Home
Mythic Imagination

A Delicate Balance:
Integrating the Head and the Heart
in Holocaust Education


By Jeanna R. Collins

Copyright © 2011

Jeanna R. Collins is the Chair of the Mythic Imagination Institute’s Education Committee and she is a Teaching Fellow of the United States Holocaust Memorial Museum.  Collins has 34 years’ experience as a classroom teacher. More about Jeanna R. Collins



Of what value was their faith, their education,
their social position, if it aroused neither
conscience nor compassion?


-Elie W iesel
All Rivers Run to the Sea: Memoirs


I don’t know why others become interested in
teaching the Holocaust, but for me the answer is
tied up with a deep longing for a safer and more
humane world, and with the hope that education is
one way of insuring it.


-Stephen Haynes
“University Holocaust Education: Toward a Distinctive Pedagogy”




Page 1 | 10 Turn the page

Can education insure a safer and more humane world?  Is it possible for educators to arouse conscience and compassion in their students?  These questions invariably present themselves to Holocaust educators at some point in their teaching, and there are probably as many answers to the questions as there are educators. These are certainly questions with which I have struggled, sharing  that deep longing of which Stephen Haynes speaks, but also fearing decisions that might be inappropriate for this difficult and sensitive subject. While attending the Transformative Learning through Holocaust Education program sponsored by Seton Hill University and Sisters of Our Lady of Sion, I found that these questions deeply connected to the reflections that we experienced in both the preparation for and attendance in the  Transformative Learning sessions led by Sr. Audrey Doetzel, NDS.  
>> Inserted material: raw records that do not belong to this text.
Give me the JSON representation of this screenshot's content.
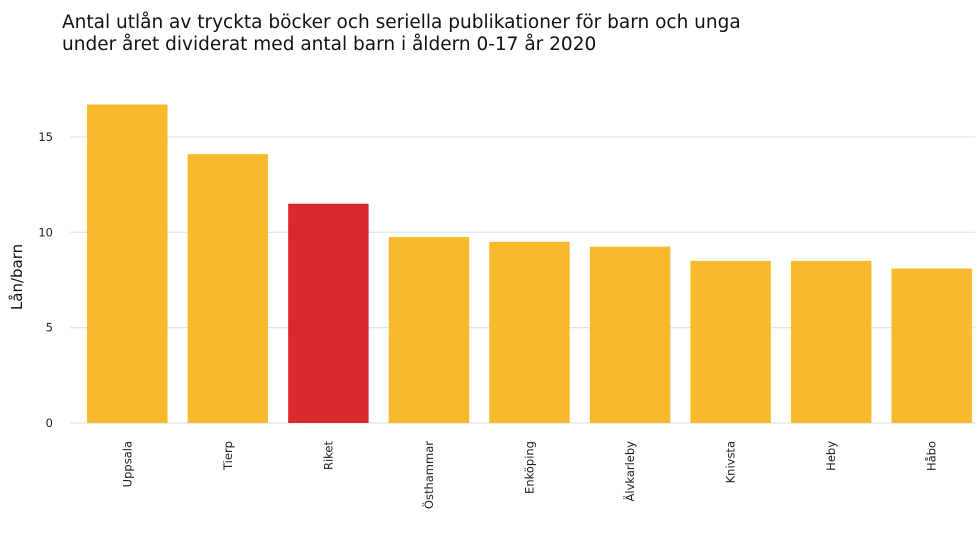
{
  "title_line1": "Antal utlån av tryckta böcker och seriella publikationer för barn och unga",
  "title_line2": "under året dividerat med antal barn i åldern 0-17 år 2020",
  "chart_data": {
    "type": "bar",
    "title": "Antal utlån av tryckta böcker och seriella publikationer för barn och unga under året dividerat med antal barn i åldern 0-17 år 2020",
    "xlabel": "",
    "ylabel": "Lån/barn",
    "categories": [
      "Uppsala",
      "Tierp",
      "Riket",
      "Östhammar",
      "Enköping",
      "Älvkarleby",
      "Knivsta",
      "Heby",
      "Håbo"
    ],
    "values": [
      16.7,
      14.1,
      11.5,
      9.75,
      9.5,
      9.25,
      8.5,
      8.5,
      8.1
    ],
    "highlight": "Riket",
    "colors": {
      "default": "#F7BA2C",
      "highlight": "#DB2A2E",
      "grid": "#E5E5E5"
    },
    "ylim": [
      0,
      17.5
    ],
    "yticks": [
      0,
      5,
      10,
      15
    ],
    "grid": true,
    "legend": "none"
  }
}
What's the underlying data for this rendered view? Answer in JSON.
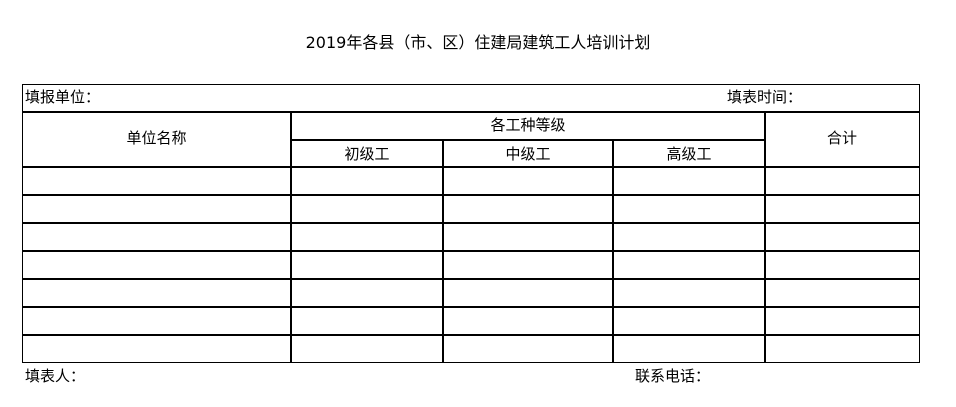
{
  "title": "2019年各县（市、区）住建局建筑工人培训计划",
  "form": {
    "reporting_unit_label": "填报单位：",
    "reporting_time_label": "填表时间：",
    "filled_by_label": "填表人：",
    "phone_label": "联系电话："
  },
  "table": {
    "headers": {
      "unit_name": "单位名称",
      "grade_group": "各工种等级",
      "junior": "初级工",
      "intermediate": "中级工",
      "senior": "高级工",
      "total": "合计"
    },
    "rows": [
      [
        "",
        "",
        "",
        "",
        ""
      ],
      [
        "",
        "",
        "",
        "",
        ""
      ],
      [
        "",
        "",
        "",
        "",
        ""
      ],
      [
        "",
        "",
        "",
        "",
        ""
      ],
      [
        "",
        "",
        "",
        "",
        ""
      ],
      [
        "",
        "",
        "",
        "",
        ""
      ],
      [
        "",
        "",
        "",
        "",
        ""
      ]
    ]
  }
}
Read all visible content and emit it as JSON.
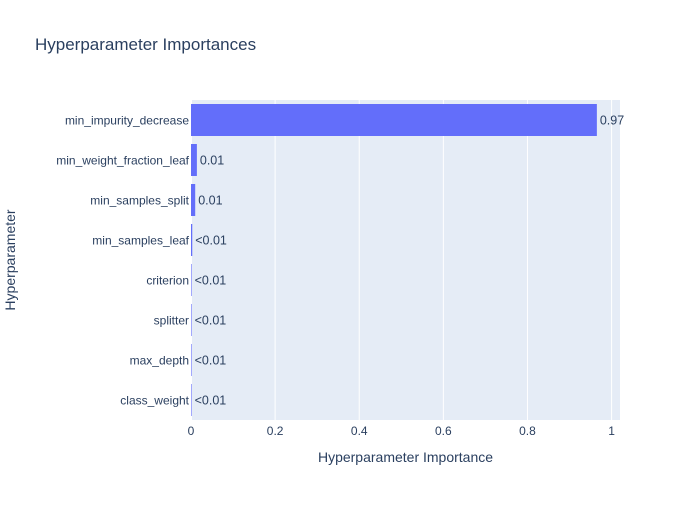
{
  "chart_data": {
    "type": "bar",
    "orientation": "horizontal",
    "title": "Hyperparameter Importances",
    "xlabel": "Hyperparameter Importance",
    "ylabel": "Hyperparameter",
    "xlim": [
      0,
      1.02
    ],
    "x_ticks": [
      0,
      0.2,
      0.4,
      0.6,
      0.8,
      1
    ],
    "x_tick_labels": [
      "0",
      "0.2",
      "0.4",
      "0.6",
      "0.8",
      "1"
    ],
    "grid": true,
    "categories": [
      "min_impurity_decrease",
      "min_weight_fraction_leaf",
      "min_samples_split",
      "min_samples_leaf",
      "criterion",
      "splitter",
      "max_depth",
      "class_weight"
    ],
    "values": [
      0.965,
      0.014,
      0.01,
      0.003,
      0.001,
      0.0005,
      0.0003,
      0.0002
    ],
    "value_labels": [
      "0.97",
      "0.01",
      "0.01",
      "<0.01",
      "<0.01",
      "<0.01",
      "<0.01",
      "<0.01"
    ],
    "colors": {
      "bar": "#636efa",
      "plot_background": "#e5ecf6",
      "grid": "#ffffff",
      "text": "#2a3f5f",
      "page_background": "#ffffff"
    }
  }
}
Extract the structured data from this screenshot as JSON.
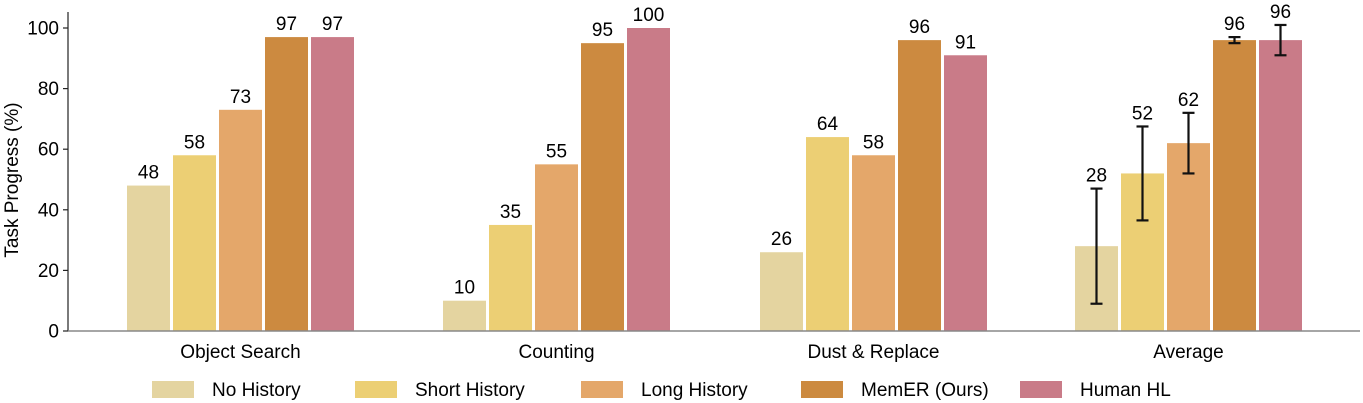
{
  "chart_data": {
    "type": "bar",
    "title": "",
    "xlabel": "",
    "ylabel": "Task Progress (%)",
    "ylim": [
      0,
      105
    ],
    "yticks": [
      0,
      20,
      40,
      60,
      80,
      100
    ],
    "grid": false,
    "legend_position": "bottom",
    "categories": [
      "Object Search",
      "Counting",
      "Dust & Replace",
      "Average"
    ],
    "series": [
      {
        "name": "No History",
        "color": "#E4D4A0",
        "values": [
          48,
          10,
          26,
          28
        ],
        "error": [
          null,
          null,
          null,
          19
        ]
      },
      {
        "name": "Short History",
        "color": "#ECCF74",
        "values": [
          58,
          35,
          64,
          52
        ],
        "error": [
          null,
          null,
          null,
          15.5
        ]
      },
      {
        "name": "Long History",
        "color": "#E4A76A",
        "values": [
          73,
          55,
          58,
          62
        ],
        "error": [
          null,
          null,
          null,
          10
        ]
      },
      {
        "name": "MemER (Ours)",
        "color": "#CC8A40",
        "values": [
          97,
          95,
          96,
          96
        ],
        "error": [
          null,
          null,
          null,
          1
        ]
      },
      {
        "name": "Human HL",
        "color": "#C97B88",
        "values": [
          97,
          100,
          91,
          96
        ],
        "error": [
          null,
          null,
          null,
          5
        ]
      }
    ],
    "data_labels": [
      [
        "48",
        "58",
        "73",
        "97",
        "97"
      ],
      [
        "10",
        "35",
        "55",
        "95",
        "100"
      ],
      [
        "26",
        "64",
        "58",
        "96",
        "91"
      ],
      [
        "28",
        "52",
        "62",
        "96",
        "96"
      ]
    ]
  }
}
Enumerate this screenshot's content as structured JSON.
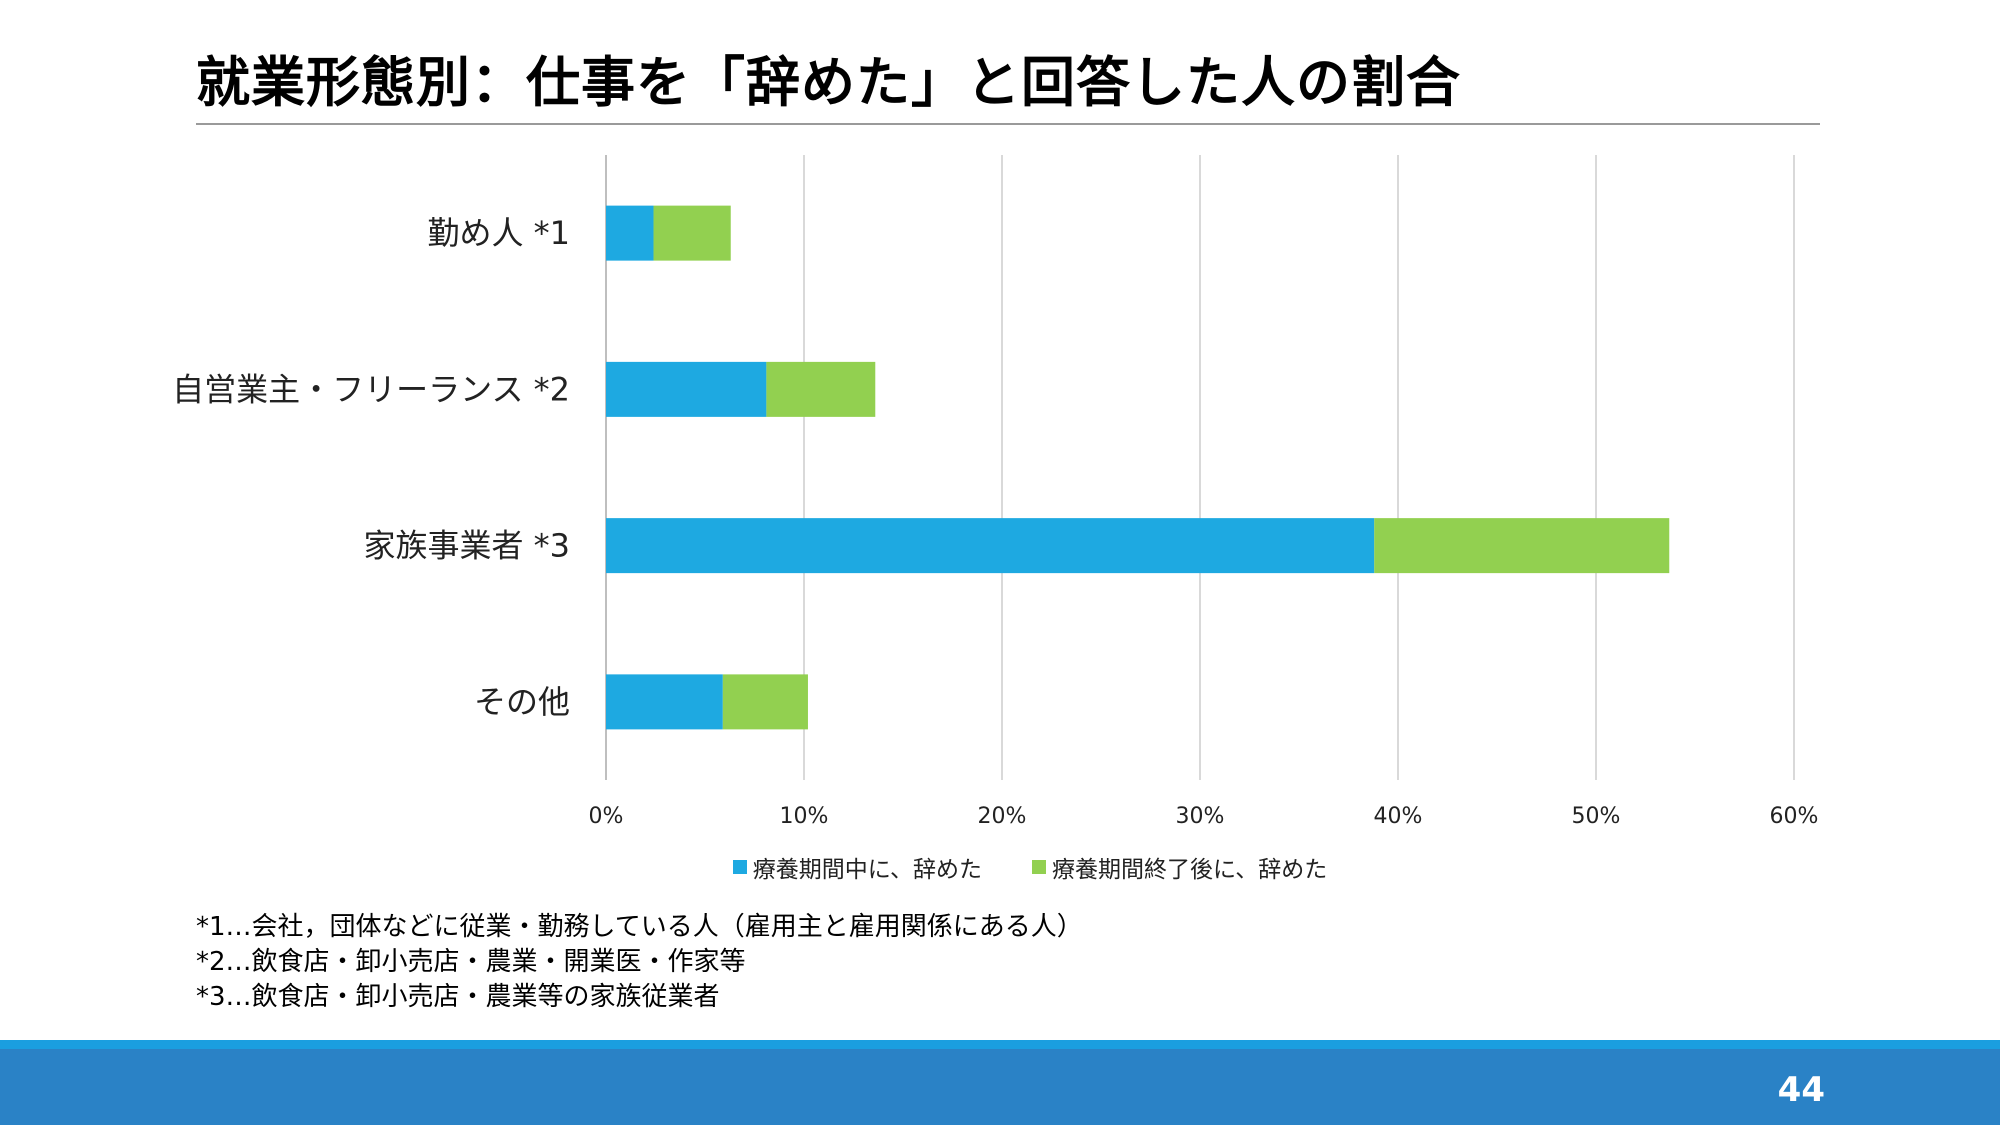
{
  "slide": {
    "title": "就業形態別：仕事を「辞めた」と回答した人の割合",
    "page_number": "44"
  },
  "chart_data": {
    "type": "bar",
    "orientation": "horizontal",
    "stacked": true,
    "categories": [
      "勤め人 *1",
      "自営業主・フリーランス *2",
      "家族事業者  *3",
      "その他"
    ],
    "series": [
      {
        "name": "療養期間中に、辞めた",
        "color": "#1ea9e1",
        "values": [
          2.4,
          8.1,
          38.8,
          5.9
        ]
      },
      {
        "name": "療養期間終了後に、辞めた",
        "color": "#92d050",
        "values": [
          3.9,
          5.5,
          14.9,
          4.3
        ]
      }
    ],
    "xlim": [
      0,
      60
    ],
    "xticks": [
      "0%",
      "10%",
      "20%",
      "30%",
      "40%",
      "50%",
      "60%"
    ],
    "grid": true,
    "legend_position": "bottom"
  },
  "footnotes": [
    "*1…会社，団体などに従業・勤務している人（雇用主と雇用関係にある人）",
    "*2…飲食店・卸小売店・農業・開業医・作家等",
    "*3…飲食店・卸小売店・農業等の家族従業者"
  ]
}
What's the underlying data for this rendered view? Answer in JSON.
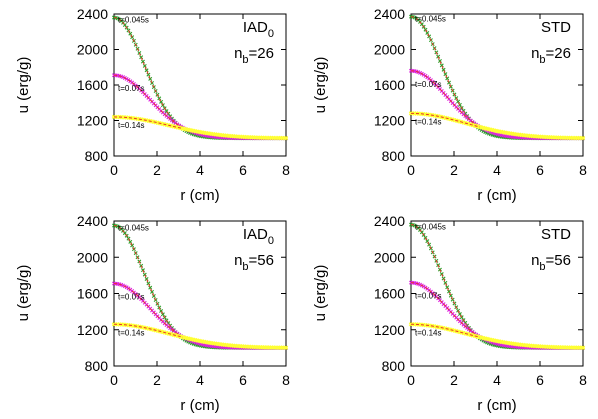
{
  "figure": {
    "colors": {
      "t1": "#2aa02a",
      "t2": "#dd22dd",
      "t3": "#ffff33",
      "reference": "#e8352a",
      "axis": "#000000"
    }
  },
  "chart_data": [
    {
      "type": "scatter",
      "title": "IAD0",
      "title_main": "IAD",
      "title_sub": "0",
      "nb_label": "n",
      "nb_sub": "b",
      "nb_value": "=26",
      "xlabel": "r (cm)",
      "ylabel": "u (erg/g)",
      "xlim": [
        0,
        8
      ],
      "ylim": [
        800,
        2400
      ],
      "xticks": [
        "0",
        "2",
        "4",
        "6",
        "8"
      ],
      "yticks": [
        "800",
        "1200",
        "1600",
        "2000",
        "2400"
      ],
      "grid": false,
      "series": [
        {
          "name": "t=0.045s",
          "u0": 1360,
          "w": 2.0
        },
        {
          "name": "t=0.07s",
          "u0": 710,
          "w": 2.4
        },
        {
          "name": "t=0.14s",
          "u0": 240,
          "w": 3.6
        }
      ]
    },
    {
      "type": "scatter",
      "title": "STD",
      "title_main": "STD",
      "title_sub": "",
      "nb_label": "n",
      "nb_sub": "b",
      "nb_value": "=26",
      "xlabel": "r (cm)",
      "ylabel": "u (erg/g)",
      "xlim": [
        0,
        8
      ],
      "ylim": [
        800,
        2400
      ],
      "xticks": [
        "0",
        "2",
        "4",
        "6",
        "8"
      ],
      "yticks": [
        "800",
        "1200",
        "1600",
        "2000",
        "2400"
      ],
      "grid": false,
      "series": [
        {
          "name": "t=0.045s",
          "u0": 1370,
          "w": 2.0
        },
        {
          "name": "t=0.07s",
          "u0": 760,
          "w": 2.4
        },
        {
          "name": "t=0.14s",
          "u0": 280,
          "w": 3.6
        }
      ]
    },
    {
      "type": "scatter",
      "title": "IAD0",
      "title_main": "IAD",
      "title_sub": "0",
      "nb_label": "n",
      "nb_sub": "b",
      "nb_value": "=56",
      "xlabel": "r (cm)",
      "ylabel": "u (erg/g)",
      "xlim": [
        0,
        8
      ],
      "ylim": [
        800,
        2400
      ],
      "xticks": [
        "0",
        "2",
        "4",
        "6",
        "8"
      ],
      "yticks": [
        "800",
        "1200",
        "1600",
        "2000",
        "2400"
      ],
      "grid": false,
      "series": [
        {
          "name": "t=0.045s",
          "u0": 1350,
          "w": 2.0
        },
        {
          "name": "t=0.07s",
          "u0": 710,
          "w": 2.4
        },
        {
          "name": "t=0.14s",
          "u0": 260,
          "w": 3.6
        }
      ]
    },
    {
      "type": "scatter",
      "title": "STD",
      "title_main": "STD",
      "title_sub": "",
      "nb_label": "n",
      "nb_sub": "b",
      "nb_value": "=56",
      "xlabel": "r (cm)",
      "ylabel": "u (erg/g)",
      "xlim": [
        0,
        8
      ],
      "ylim": [
        800,
        2400
      ],
      "xticks": [
        "0",
        "2",
        "4",
        "6",
        "8"
      ],
      "yticks": [
        "800",
        "1200",
        "1600",
        "2000",
        "2400"
      ],
      "grid": false,
      "series": [
        {
          "name": "t=0.045s",
          "u0": 1360,
          "w": 2.0
        },
        {
          "name": "t=0.07s",
          "u0": 720,
          "w": 2.4
        },
        {
          "name": "t=0.14s",
          "u0": 260,
          "w": 3.6
        }
      ]
    }
  ]
}
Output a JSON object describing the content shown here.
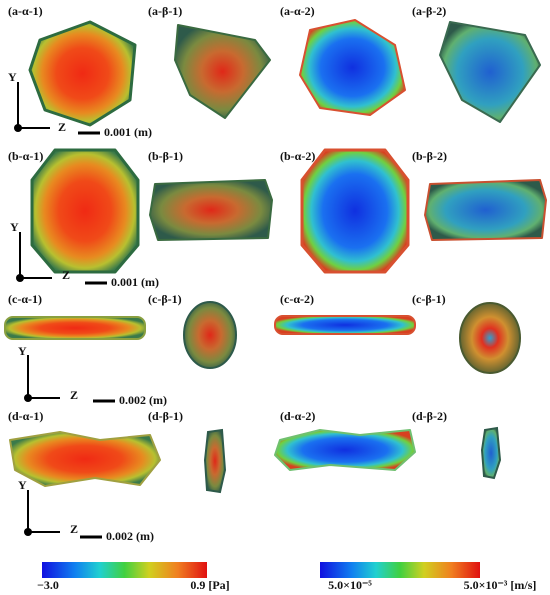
{
  "rows": [
    {
      "panels": [
        "(a-α-1)",
        "(a-β-1)",
        "(a-α-2)",
        "(a-β-2)"
      ],
      "axis_y": "Y",
      "axis_z": "Z",
      "scale": "0.001 (m)"
    },
    {
      "panels": [
        "(b-α-1)",
        "(b-β-1)",
        "(b-α-2)",
        "(b-β-2)"
      ],
      "axis_y": "Y",
      "axis_z": "Z",
      "scale": "0.001 (m)"
    },
    {
      "panels": [
        "(c-α-1)",
        "(c-β-1)",
        "(c-α-2)",
        "(c-β-1)"
      ],
      "axis_y": "Y",
      "axis_z": "Z",
      "scale": "0.002 (m)"
    },
    {
      "panels": [
        "(d-α-1)",
        "(d-β-1)",
        "(d-α-2)",
        "(d-β-2)"
      ],
      "axis_y": "Y",
      "axis_z": "Z",
      "scale": "0.002 (m)"
    }
  ],
  "colorbars": [
    {
      "min_label": "−3.0",
      "max_label": "0.9 [Pa]"
    },
    {
      "min_label": "5.0×10⁻⁵",
      "max_label": "5.0×10⁻³ [m/s]"
    }
  ]
}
As the participants in the Transformative Learning sessions began to share the results of their year-long guided reflections, commonalities among them quickly emerged.  One of the strongest commonalities, expressed in some way by all of the participants, was the moment of recognition at some point in their teaching, that the subject of the Holocaust  required more than just knowledge–that there was a connection between that knowledge and the deep expressions of our shared humanity-or as some might say between the head and the heart– that began to occur.  This connection, we believed, was the beginning of transformative learning. Although one might expect this connection in a group of educators who were all practicing Catholics with a deep sense of spirituality,  I have found this same recognition among most serious Holocaust educators regardless of their backgrounds.

The value of the Transformative Learning through Holocaust Education program for me was the affirmation that what I had already experienced was valid.  My moment of recognition that there was an imbalance in my teaching had come several years earlier, and that recognition and the resulting changes in the focus of my teaching about the Holocaust, was transformative for me and my students. I was not fully aware that what we were experiencing was transformation, but I knew that something had changed dramatically, both in the work the students were producing and the relationship among the students as well as their relationship with me.  We were bonded in a way that I had never experienced before with students and this continued for the remaining years that I taught a unit on the Holocaust.